I little confused in understanding each one of them clearly. Can someone here help me in this.
I have set following attribue:
Run Schedule: 30 sec
Polling Interval: 0 sec
In the source directory I have many files (say 10000), and I am writing these files to HDFS
What would be output/expected behavior.
Max Select - represents the maximum number of files pulled in a single connection, in your example it will get two files each time it runs times the number of concurrent tasks
Run Schedule - the amount of time to wait between each task of pulling files, in your example the processor will pul files every 30 seconds
Polling Interval - how long to wait between getting listings of new files
FYI, we refer to these as properties.
So for the example above, the processor will run the first time and get a listing with the 10,000 files and pull two of them, then it will wait 30, seconds and then pull two more files and so on.

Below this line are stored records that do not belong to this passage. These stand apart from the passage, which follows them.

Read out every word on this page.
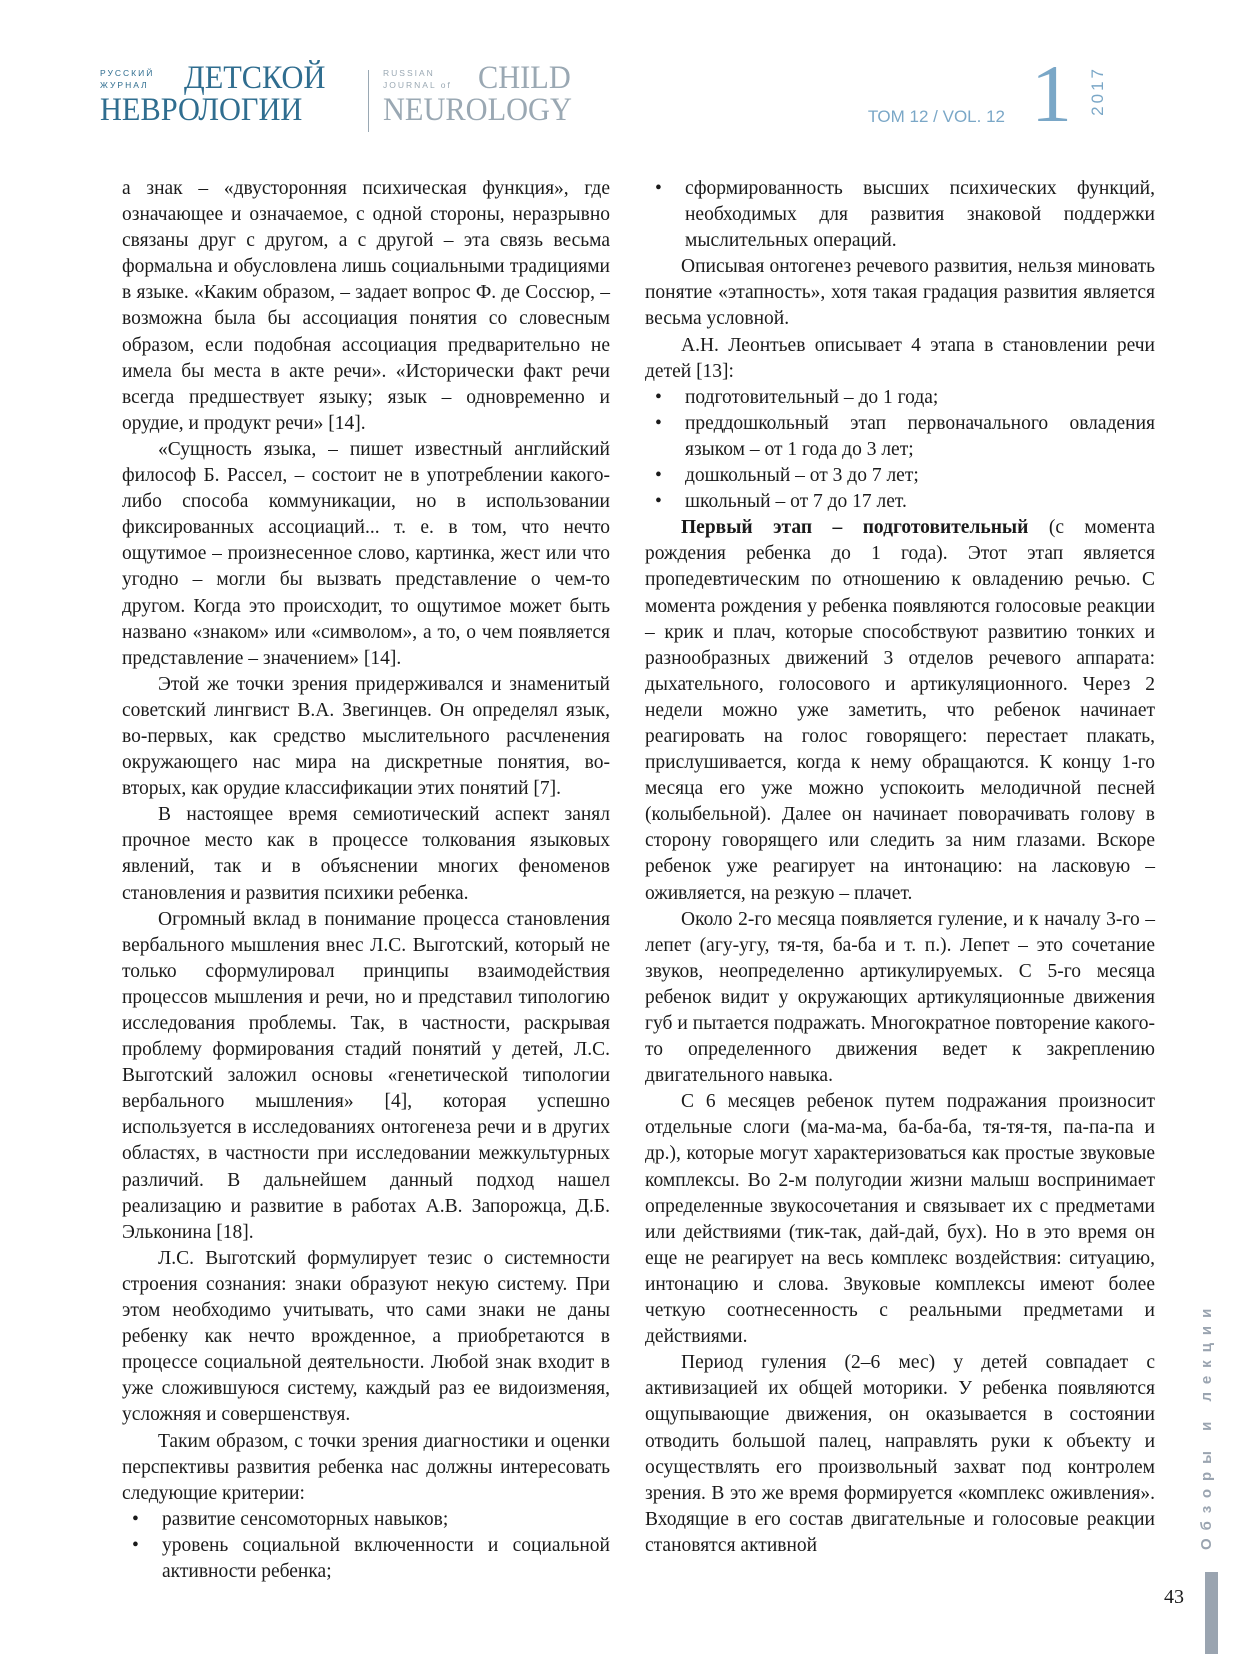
РУССКИЙ
ЖУРНАЛ ДЕТСКОЙ
НЕВРОЛОГИИ
RUSSIAN
JOURNAL of CHILD
NEUROLOGY	ТОМ 12 / VOL. 12 1 2017

а знак – «двусторонняя психическая функция», где означающее и означаемое, с одной стороны, неразрывно связаны друг с другом, а с другой – эта связь весьма формальна и обусловлена лишь социальными традициями в языке. «Каким образом, – задает вопрос Ф. де Соссюр, – возможна была бы ассоциация понятия со словесным образом, если подобная ассоциация предварительно не имела бы места в акте речи». «Исторически факт речи всегда предшествует языку; язык – одновременно и орудие, и продукт речи» [14].

«Сущность языка, – пишет известный английский философ Б. Рассел, – состоит не в употреблении какого-либо способа коммуникации, но в использовании фиксированных ассоциаций... т. е. в том, что нечто ощутимое – произнесенное слово, картинка, жест или что угодно – могли бы вызвать представление о чем-то другом. Когда это происходит, то ощутимое может быть названо «знаком» или «символом», а то, о чем появляется представление – значением» [14].

Этой же точки зрения придерживался и знаменитый советский лингвист В.А. Звегинцев. Он определял язык, во-первых, как средство мыслительного расчленения окружающего нас мира на дискретные понятия, во-вторых, как орудие классификации этих понятий [7].

В настоящее время семиотический аспект занял прочное место как в процессе толкования языковых явлений, так и в объяснении многих феноменов становления и развития психики ребенка.

Огромный вклад в понимание процесса становления вербального мышления внес Л.С. Выготский, который не только сформулировал принципы взаимодействия процессов мышления и речи, но и представил типологию исследования проблемы. Так, в частности, раскрывая проблему формирования стадий понятий у детей, Л.С. Выготский заложил основы «генетической типологии вербального мышления» [4], которая успешно используется в исследованиях онтогенеза речи и в других областях, в частности при исследовании межкультурных различий. В дальнейшем данный подход нашел реализацию и развитие в работах А.В. Запорожца, Д.Б. Эльконина [18].

Л.С. Выготский формулирует тезис о системности строения сознания: знаки образуют некую систему. При этом необходимо учитывать, что сами знаки не даны ребенку как нечто врожденное, а приобретаются в процессе социальной деятельности. Любой знак входит в уже сложившуюся систему, каждый раз ее видоизменяя, усложняя и совершенствуя.

Таким образом, с точки зрения диагностики и оценки перспективы развития ребенка нас должны интересовать следующие критерии:

• развитие сенсомоторных навыков;
• уровень социальной включенности и социальной активности ребенка;
• сформированность высших психических функций, необходимых для развития знаковой поддержки мыслительных операций.

Описывая онтогенез речевого развития, нельзя миновать понятие «этапность», хотя такая градация развития является весьма условной.

А.Н. Леонтьев описывает 4 этапа в становлении речи детей [13]:

• подготовительный – до 1 года;
• преддошкольный этап первоначального овладения языком – от 1 года до 3 лет;
• дошкольный – от 3 до 7 лет;
• школьный – от 7 до 17 лет.

Первый этап – подготовительный (с момента рождения ребенка до 1 года). Этот этап является пропедевтическим по отношению к овладению речью. С момента рождения у ребенка появляются голосовые реакции – крик и плач, которые способствуют развитию тонких и разнообразных движений 3 отделов речевого аппарата: дыхательного, голосового и артикуляционного. Через 2 недели можно уже заметить, что ребенок начинает реагировать на голос говорящего: перестает плакать, прислушивается, когда к нему обращаются. К концу 1-го месяца его уже можно успокоить мелодичной песней (колыбельной). Далее он начинает поворачивать голову в сторону говорящего или следить за ним глазами. Вскоре ребенок уже реагирует на интонацию: на ласковую – оживляется, на резкую – плачет.

Около 2-го месяца появляется гуление, и к началу 3-го – лепет (агу-угу, тя-тя, ба-ба и т. п.). Лепет – это сочетание звуков, неопределенно артикулируемых. С 5-го месяца ребенок видит у окружающих артикуляционные движения губ и пытается подражать. Многократное повторение какого-то определенного движения ведет к закреплению двигательного навыка.

С 6 месяцев ребенок путем подражания произносит отдельные слоги (ма-ма-ма, ба-ба-ба, тя-тя-тя, па-па-па и др.), которые могут характеризоваться как простые звуковые комплексы. Во 2-м полугодии жизни малыш воспринимает определенные звукосочетания и связывает их с предметами или действиями (тик-так, дай-дай, бух). Но в это время он еще не реагирует на весь комплекс воздействия: ситуацию, интонацию и слова. Звуковые комплексы имеют более четкую соотнесенность с реальными предметами и действиями.

Период гуления (2–6 мес) у детей совпадает с активизацией их общей моторики. У ребенка появляются ощупывающие движения, он оказывается в состоянии отводить большой палец, направлять руки к объекту и осуществлять его произвольный захват под контролем зрения. В это же время формируется «комплекс оживления». Входящие в его состав двигательные и голосовые реакции становятся активной	Обзоры и лекции
43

Basically, the processor will have to run 5,000 times to pull the 10,000 files, with a 30 second wait between tasks, it will take 4,999 x 30 seconds between tasks, so, it will take 149,970 seconds, 41.66 hours, to pull all of the files. Or, about 4 files/minute, 20 files/5 minutes. If you don't write any new files to the directory, then the polling interval could be set even higher. Also, the listing needs a concurrent task and the pulling need a concurrent task, so I would give the processor at least 2 concurrent tasks and reduce the time on the run schedule. Consider increasing the Max selects, at least to 100 the default, because that will be more efficient and faster.
Is there a reason you are pulling only four files per minute?